Gadget Guru’s magic box
Sony, Sony, Sony. Old Dave Sony has let GaGu down and basically ruined Christmas, because his PlayStation Classic is, it turns out, packed with a load of old guff that nobody really wants to play. Certainly, back in the day, Guru got his chuckles out of the likes of Twisted Metal and Destruction Derby but these jagged polygon messes don’t stand up in this day and age. Similarly disappointing, the latest attempt to milk the Neo Geo library for all it’s worth. The off-colour arcade machineshaped NeoGeo Mini (£129, snk-corp.co.jp) has an odd controller, a price that’s about twice as high as it ought to be, quite terrible TV output, and its external pads are just about the worst bit of hardware engineering Guru’s ever seen. At least the screen is the right resolution for the games.
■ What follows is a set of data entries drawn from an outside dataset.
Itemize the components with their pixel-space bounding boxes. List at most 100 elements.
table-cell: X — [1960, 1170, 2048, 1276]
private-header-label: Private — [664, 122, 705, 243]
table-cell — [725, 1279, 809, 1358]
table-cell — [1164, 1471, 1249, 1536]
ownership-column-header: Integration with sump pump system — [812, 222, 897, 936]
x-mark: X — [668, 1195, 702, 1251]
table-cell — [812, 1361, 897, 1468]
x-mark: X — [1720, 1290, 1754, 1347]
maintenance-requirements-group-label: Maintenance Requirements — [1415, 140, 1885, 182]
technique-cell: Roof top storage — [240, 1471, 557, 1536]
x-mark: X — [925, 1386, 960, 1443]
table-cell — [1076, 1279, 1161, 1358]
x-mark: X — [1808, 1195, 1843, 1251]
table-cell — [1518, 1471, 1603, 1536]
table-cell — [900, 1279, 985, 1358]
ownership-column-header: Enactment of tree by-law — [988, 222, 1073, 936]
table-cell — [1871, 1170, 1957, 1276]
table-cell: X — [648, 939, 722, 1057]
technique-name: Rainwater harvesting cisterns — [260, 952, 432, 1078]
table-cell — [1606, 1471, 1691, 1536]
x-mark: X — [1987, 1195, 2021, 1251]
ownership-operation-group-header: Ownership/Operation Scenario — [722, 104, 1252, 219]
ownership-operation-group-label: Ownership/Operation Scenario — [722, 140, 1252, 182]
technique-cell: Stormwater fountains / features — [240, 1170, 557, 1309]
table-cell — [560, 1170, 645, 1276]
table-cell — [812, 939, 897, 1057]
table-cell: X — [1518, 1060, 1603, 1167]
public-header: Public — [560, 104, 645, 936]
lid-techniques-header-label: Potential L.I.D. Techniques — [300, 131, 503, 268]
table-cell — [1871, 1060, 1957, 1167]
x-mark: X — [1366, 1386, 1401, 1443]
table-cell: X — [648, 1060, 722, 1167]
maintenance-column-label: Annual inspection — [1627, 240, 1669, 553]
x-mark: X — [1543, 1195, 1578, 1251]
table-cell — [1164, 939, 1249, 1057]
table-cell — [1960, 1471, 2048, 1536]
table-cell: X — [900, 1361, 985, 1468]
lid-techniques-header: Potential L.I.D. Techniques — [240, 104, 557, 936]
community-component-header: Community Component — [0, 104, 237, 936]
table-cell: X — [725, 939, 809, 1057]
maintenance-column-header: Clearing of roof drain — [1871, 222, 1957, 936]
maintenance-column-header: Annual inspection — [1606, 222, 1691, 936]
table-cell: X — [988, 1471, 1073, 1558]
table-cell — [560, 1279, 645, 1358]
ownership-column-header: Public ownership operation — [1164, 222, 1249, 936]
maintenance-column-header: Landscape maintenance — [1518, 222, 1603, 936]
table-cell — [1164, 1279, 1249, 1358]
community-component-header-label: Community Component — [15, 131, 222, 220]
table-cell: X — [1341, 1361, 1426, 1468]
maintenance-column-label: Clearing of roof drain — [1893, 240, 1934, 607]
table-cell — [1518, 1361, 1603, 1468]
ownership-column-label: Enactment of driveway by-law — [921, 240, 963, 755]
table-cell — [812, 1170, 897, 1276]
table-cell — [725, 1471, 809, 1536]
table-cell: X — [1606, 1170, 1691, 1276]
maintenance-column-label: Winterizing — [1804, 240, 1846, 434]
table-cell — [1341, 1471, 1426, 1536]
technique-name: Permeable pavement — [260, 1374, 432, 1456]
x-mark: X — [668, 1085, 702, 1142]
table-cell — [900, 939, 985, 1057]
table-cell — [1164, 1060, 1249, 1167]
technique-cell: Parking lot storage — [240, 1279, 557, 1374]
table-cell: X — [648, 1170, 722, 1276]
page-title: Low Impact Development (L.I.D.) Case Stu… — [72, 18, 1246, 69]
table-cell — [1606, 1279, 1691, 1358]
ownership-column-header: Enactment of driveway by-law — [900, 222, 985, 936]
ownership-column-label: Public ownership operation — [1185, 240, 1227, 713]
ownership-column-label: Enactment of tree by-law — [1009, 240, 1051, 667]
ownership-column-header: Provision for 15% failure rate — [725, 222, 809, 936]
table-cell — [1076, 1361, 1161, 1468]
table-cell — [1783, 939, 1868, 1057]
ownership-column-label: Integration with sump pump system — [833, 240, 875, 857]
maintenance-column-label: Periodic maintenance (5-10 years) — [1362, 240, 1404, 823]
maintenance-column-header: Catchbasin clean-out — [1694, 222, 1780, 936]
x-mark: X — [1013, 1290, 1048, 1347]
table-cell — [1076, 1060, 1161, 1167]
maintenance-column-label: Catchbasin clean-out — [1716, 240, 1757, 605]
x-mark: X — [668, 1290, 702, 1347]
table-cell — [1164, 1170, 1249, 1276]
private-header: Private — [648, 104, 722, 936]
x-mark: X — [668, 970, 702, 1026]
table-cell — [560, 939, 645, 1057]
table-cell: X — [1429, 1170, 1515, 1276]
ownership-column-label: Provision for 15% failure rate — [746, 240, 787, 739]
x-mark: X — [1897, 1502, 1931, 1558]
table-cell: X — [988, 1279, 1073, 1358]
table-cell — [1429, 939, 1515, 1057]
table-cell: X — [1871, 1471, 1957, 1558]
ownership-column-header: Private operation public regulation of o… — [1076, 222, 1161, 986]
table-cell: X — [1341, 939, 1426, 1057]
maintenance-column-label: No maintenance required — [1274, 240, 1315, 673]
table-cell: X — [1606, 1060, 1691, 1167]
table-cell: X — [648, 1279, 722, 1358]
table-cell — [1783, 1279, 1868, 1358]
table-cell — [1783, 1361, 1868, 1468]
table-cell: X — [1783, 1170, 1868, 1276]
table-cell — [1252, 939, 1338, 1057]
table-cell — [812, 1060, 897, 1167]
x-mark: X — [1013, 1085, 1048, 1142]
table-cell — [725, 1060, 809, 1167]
So, what’s been going on on Kickstarter? Simone Giertz (she of the deliberately, hilariously rubbish robots) has funded the $300 Every Day Calendar, a motivational progress tracker which lights up day-by-day. Not technologically exciting, but it’s damn stylish, and could be just the thing GaGu needs to replace a big cream cake as a reward for getting up each day.
Also, big news out of the KS office is that they’ve dumped the Patreon-aping Drip service, presumably causing the few people still using it to leap straight to its competitor. But they’re not done – apparently there’s a new person-funding initiative in the works, and it’s being put together by the ultranerds behind the XOXO festival, so it ought to represent what the internet community is actually after. Whether it’ll gain the sort of traction that Drip didn’t is another matter.